After Monday, I’m more aware of how much of a danger this can be. I am not going to tell you that I enjoyed or welcomed the disaster that happened to all of us Monday morning. Yet, there was something about having to be very present,very in the moment, using my intuition, problem-solving skills and creativity just to manage what would have been the normal day-to-day tasks that kept the day exhilarating, challenging and adventurous. We found creative ways to occupy time that otherwise would have been absorbed on the Net.
The girls even got out oil paints and painted beautiful paintings, experimenting with the medium for the first time ever. And I faced the challenge of making a family dinner without an indoor stove, get my work done, and manage a household of bored, internet-less children.
But only after I took the time to get quiet and work out all the details in my mind first instead of panicking and complaining. Only after I figured out how to harness my intuition instead of working against it…
I had to:
let go of my expectations and go with the flow of the day, leaving my controlling ego at the door.
allow my creative spirit to suggest new ways to get things done instead of relying on my daily routine.
stay positive and grateful, focusing on what could work, instead of complaining about what didn’t.
trust in my first impressions and not second guess the instincts of my mind.
listen to my inner spirit and allow it to guide me.
relax and get quiet, so that I could hear the wisdom of my spirit.
The lights came on at the end of a long and challenging day. A day I called the Pioneer Experiment, or- getting back to basics. It was a good reminder. And I am grateful that for us, it was only one day and that we now have the resources to help out others in need.
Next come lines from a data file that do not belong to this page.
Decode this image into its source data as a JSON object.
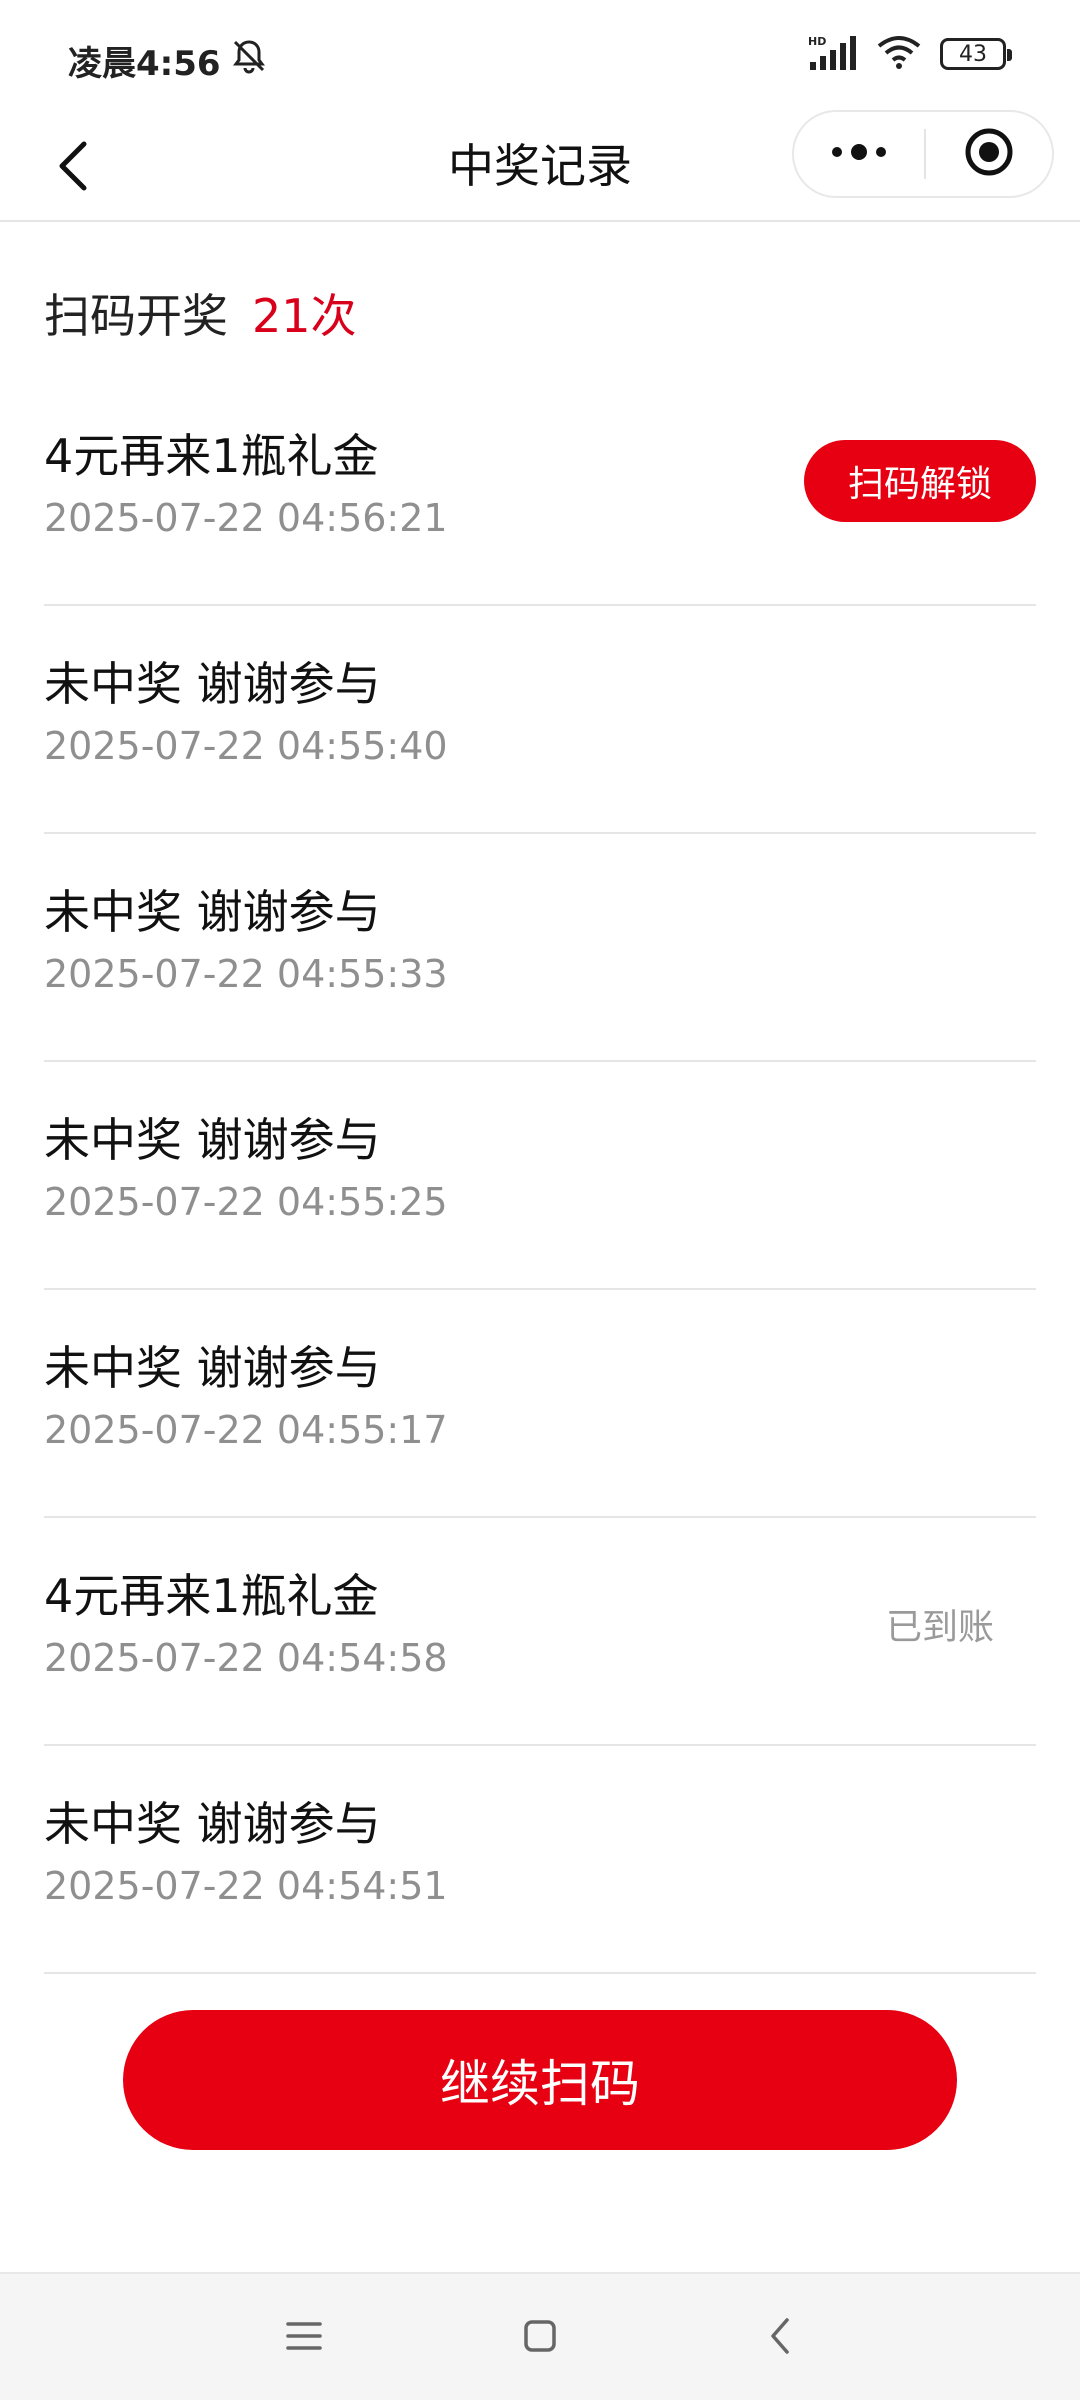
{
  "status_bar": {
    "time": "凌晨4:56",
    "network": "HD",
    "battery": "43",
    "icons": [
      "bell-muted-icon",
      "signal-icon",
      "wifi-icon",
      "battery-icon"
    ]
  },
  "nav": {
    "title": "中奖记录",
    "icons": [
      "back-arrow-icon",
      "more-dots-icon",
      "close-circle-icon"
    ]
  },
  "summary": {
    "label": "扫码开奖",
    "count": "21次"
  },
  "records": [
    {
      "title": "4元再来1瓶礼金",
      "time": "2025-07-22 04:56:21",
      "action": "扫码解锁"
    },
    {
      "title": "未中奖 谢谢参与",
      "time": "2025-07-22 04:55:40"
    },
    {
      "title": "未中奖 谢谢参与",
      "time": "2025-07-22 04:55:33"
    },
    {
      "title": "未中奖 谢谢参与",
      "time": "2025-07-22 04:55:25"
    },
    {
      "title": "未中奖 谢谢参与",
      "time": "2025-07-22 04:55:17"
    },
    {
      "title": "4元再来1瓶礼金",
      "time": "2025-07-22 04:54:58",
      "status": "已到账"
    },
    {
      "title": "未中奖 谢谢参与",
      "time": "2025-07-22 04:54:51"
    }
  ],
  "continue_button": "继续扫码",
  "system_nav": [
    "menu-icon",
    "home-icon",
    "back-icon"
  ],
  "colors": {
    "accent": "#e60012",
    "count": "#d9001b",
    "secondary_text": "#8f8f8f"
  }
}
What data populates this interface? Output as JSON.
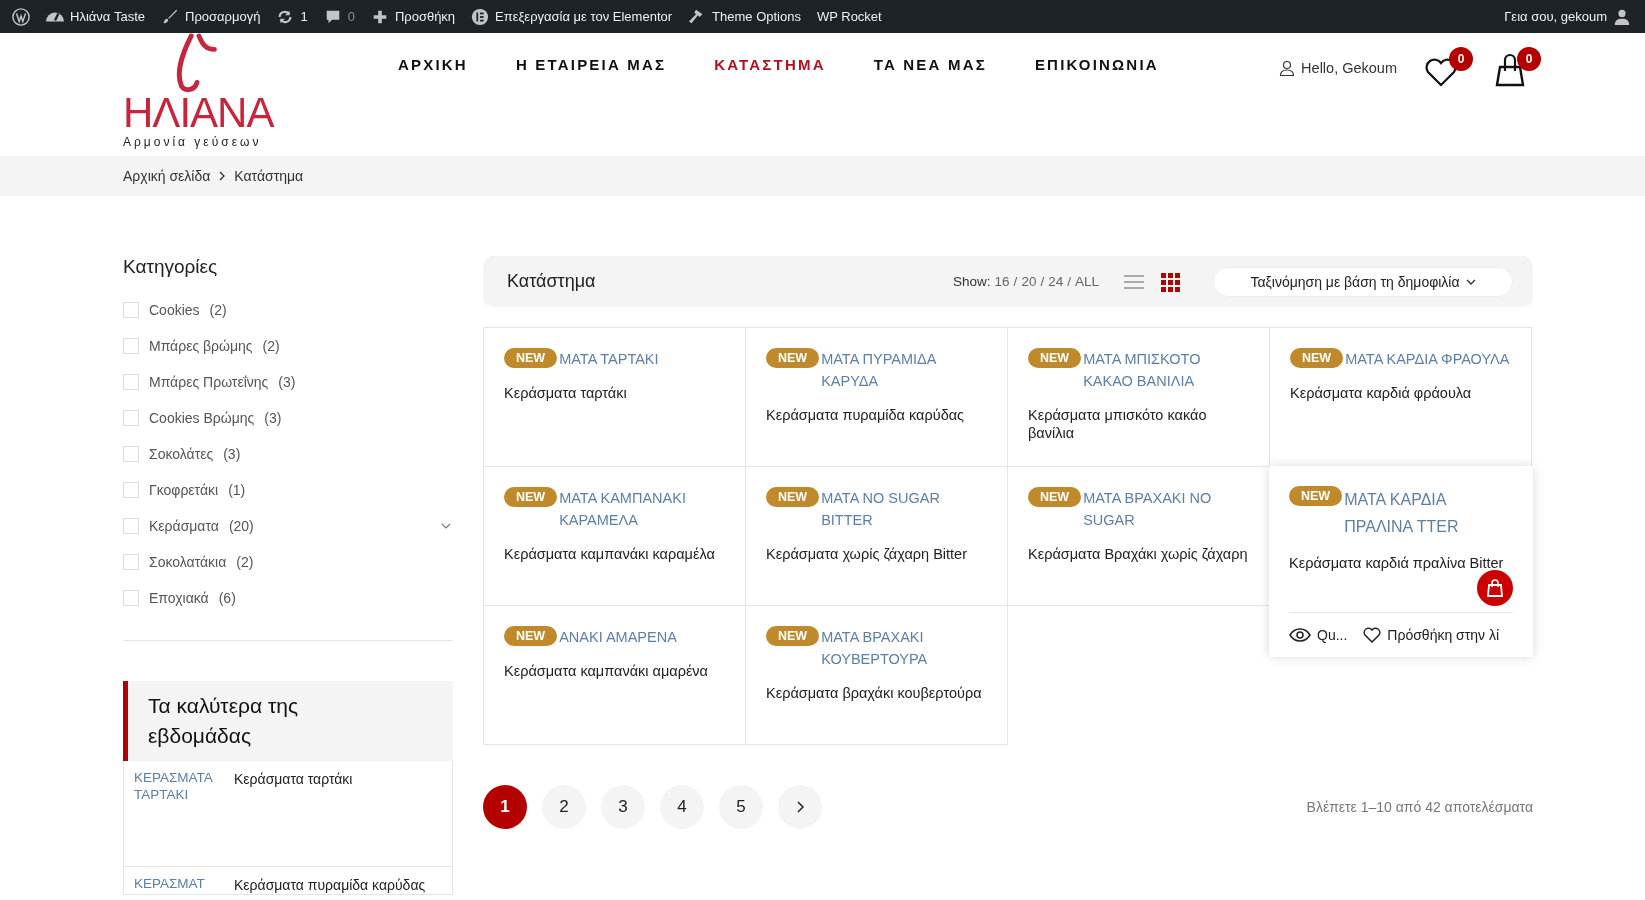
{
  "admin_bar": {
    "items": [
      {
        "kind": "wp"
      },
      {
        "kind": "dashboard",
        "label": "Ηλιάνα Taste"
      },
      {
        "kind": "brush",
        "label": "Προσαρμογή"
      },
      {
        "kind": "updates",
        "label": "1"
      },
      {
        "kind": "comments",
        "label": "0"
      },
      {
        "kind": "plus",
        "label": "Προσθήκη"
      },
      {
        "kind": "elementor",
        "label": "Επεξεργασία με τον Elementor"
      },
      {
        "kind": "hammer",
        "label": "Theme Options"
      },
      {
        "kind": "none",
        "label": "WP Rocket"
      }
    ],
    "greeting": "Γεια σου, gekoum"
  },
  "header": {
    "logo": {
      "name": "ΗΛΙΑΝΑ",
      "tagline": "Αρμονία γεύσεων"
    },
    "nav": [
      {
        "label": "ΑΡΧΙΚΗ",
        "selected": false
      },
      {
        "label": "Η ΕΤΑΙΡΕΙΑ ΜΑΣ",
        "selected": false
      },
      {
        "label": "ΚΑΤΑΣΤΗΜΑ",
        "selected": true
      },
      {
        "label": "ΤΑ ΝΕΑ ΜΑΣ",
        "selected": false
      },
      {
        "label": "ΕΠΙΚΟΙΝΩΝΙΑ",
        "selected": false
      }
    ],
    "account": "Hello, Gekoum",
    "wishlist_count": "0",
    "cart_count": "0"
  },
  "breadcrumb": [
    "Αρχική σελίδα",
    "Κατάστημα"
  ],
  "sidebar": {
    "title": "Κατηγορίες",
    "categories": [
      {
        "name": "Cookies",
        "count": "(2)",
        "checked": false,
        "collapsible": false
      },
      {
        "name": "Μπάρες βρώμης",
        "count": "(2)",
        "checked": false,
        "collapsible": false
      },
      {
        "name": "Μπάρες Πρωτεΐνης",
        "count": "(3)",
        "checked": false,
        "collapsible": false
      },
      {
        "name": "Cookies Βρώμης",
        "count": "(3)",
        "checked": false,
        "collapsible": false
      },
      {
        "name": "Σοκολάτες",
        "count": "(3)",
        "checked": false,
        "collapsible": false
      },
      {
        "name": "Γκοφρετάκι",
        "count": "(1)",
        "checked": false,
        "collapsible": false
      },
      {
        "name": "Κεράσματα",
        "count": "(20)",
        "checked": false,
        "collapsible": true
      },
      {
        "name": "Σοκολατάκια",
        "count": "(2)",
        "checked": false,
        "collapsible": false
      },
      {
        "name": "Εποχιακά",
        "count": "(6)",
        "checked": false,
        "collapsible": false
      }
    ],
    "best_title": "Τα καλύτερα της εβδομάδας",
    "best": [
      {
        "image_alt": "ΚΕΡΑΣΜΑΤΑ ΤΑΡΤΑΚΙ",
        "name": "Κεράσματα ταρτάκι"
      },
      {
        "image_alt": "ΚΕΡΑΣΜΑΤ",
        "name": "Κεράσματα πυραμίδα καρύδας"
      }
    ]
  },
  "shop": {
    "title": "Κατάστημα",
    "show_label": "Show:",
    "show_options": [
      "16",
      "20",
      "24",
      "ALL"
    ],
    "separator": "/",
    "views": [
      {
        "kind": "list",
        "selected": false
      },
      {
        "kind": "grid",
        "selected": true
      }
    ],
    "sort": "Ταξινόμηση με βάση τη δημοφιλία",
    "products": [
      {
        "badge": "NEW",
        "image_alt": "ΜΑΤΑ ΤΑΡΤΑΚΙ",
        "name": "Κεράσματα ταρτάκι",
        "hovered": false
      },
      {
        "badge": "NEW",
        "image_alt": "ΜΑΤΑ ΠΥΡΑΜΙΔΑ ΚΑΡΥΔΑ",
        "name": "Κεράσματα πυραμίδα καρύδας",
        "hovered": false
      },
      {
        "badge": "NEW",
        "image_alt": "ΜΑΤΑ ΜΠΙΣΚΟΤΟ ΚΑΚΑΟ ΒΑΝΙΛΙΑ",
        "name": "Κεράσματα μπισκότο κακάο βανίλια",
        "hovered": false
      },
      {
        "badge": "NEW",
        "image_alt": "ΜΑΤΑ ΚΑΡΔΙΑ ΦΡΑΟΥΛΑ",
        "name": "Κεράσματα καρδιά φράουλα",
        "hovered": false
      },
      {
        "badge": "NEW",
        "image_alt": "ΜΑΤΑ ΚΑΜΠΑΝΑΚΙ ΚΑΡΑΜΕΛΑ",
        "name": "Κεράσματα καμπανάκι καραμέλα",
        "hovered": false
      },
      {
        "badge": "NEW",
        "image_alt": "ΜΑΤΑ NO SUGAR BITTER",
        "name": "Κεράσματα χωρίς ζάχαρη Bitter",
        "hovered": false
      },
      {
        "badge": "NEW",
        "image_alt": "ΜΑΤΑ ΒΡΑΧΑΚΙ NO SUGAR",
        "name": "Κεράσματα Βραχάκι χωρίς ζάχαρη",
        "hovered": false
      },
      {
        "badge": "NEW",
        "image_alt": "ΜΑΤΑ ΚΑΡΔΙΑ ΠΡΑΛΙΝΑ TTER",
        "name": "Κεράσματα καρδιά πραλίνα Bitter",
        "hovered": true,
        "quick_view": "Qu...",
        "wishlist": "Πρόσθήκη στην λί"
      },
      {
        "badge": "NEW",
        "image_alt": "ΑΝΑΚΙ ΑΜΑΡΕΝΑ",
        "name": "Κεράσματα καμπανάκι αμαρένα",
        "hovered": false
      },
      {
        "badge": "NEW",
        "image_alt": "ΜΑΤΑ ΒΡΑΧΑΚΙ ΚΟΥΒΕΡΤΟΥΡΑ",
        "name": "Κεράσματα βραχάκι κουβερτούρα",
        "hovered": false
      }
    ],
    "pages": [
      {
        "label": "1",
        "selected": true
      },
      {
        "label": "2",
        "selected": false
      },
      {
        "label": "3",
        "selected": false
      },
      {
        "label": "4",
        "selected": false
      },
      {
        "label": "5",
        "selected": false
      }
    ],
    "result_count": "Βλέπετε 1–10 από 42 αποτελέσματα"
  }
}
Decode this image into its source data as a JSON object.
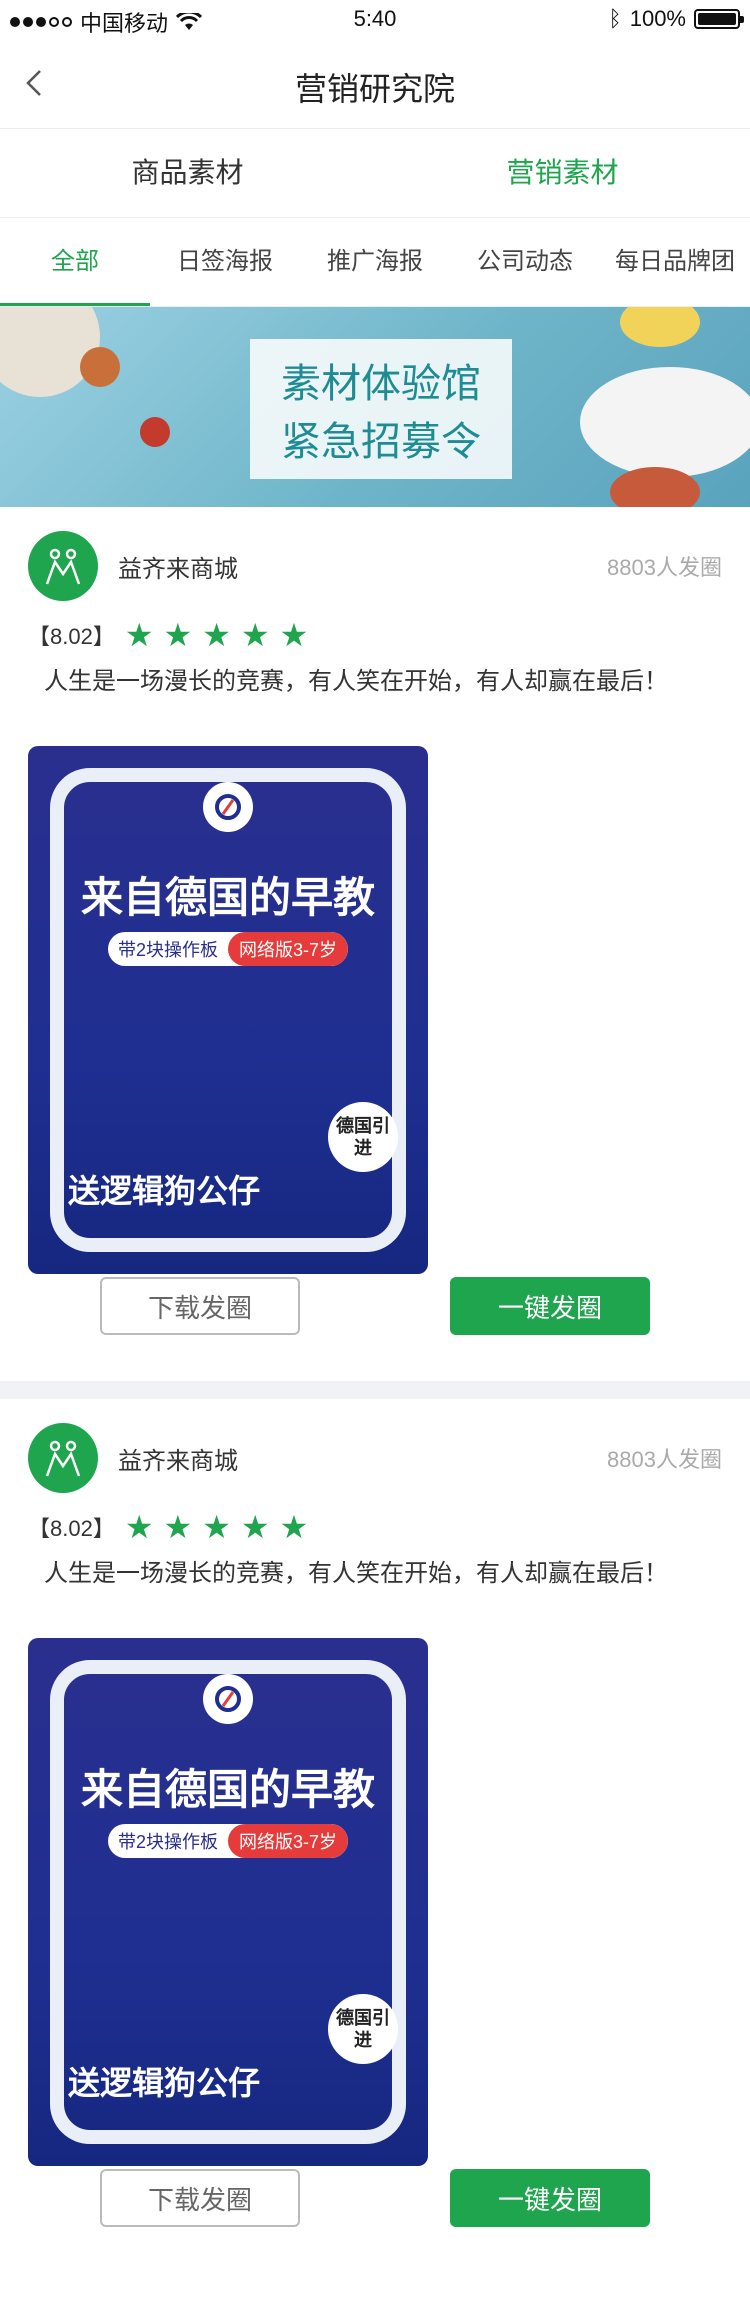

But the lesson of the day will last longer than 24 hours.
By being more present and listening to our inner spirit, we can find new, interesting and creative ways to do the same old day to day tasks of life, and perhaps even find some new and interesting things to add to our lives as well.
It’s good to shake things up every once in awhile. Don’t wait for a hurricane wind to do it for you. Give it a try for yourself.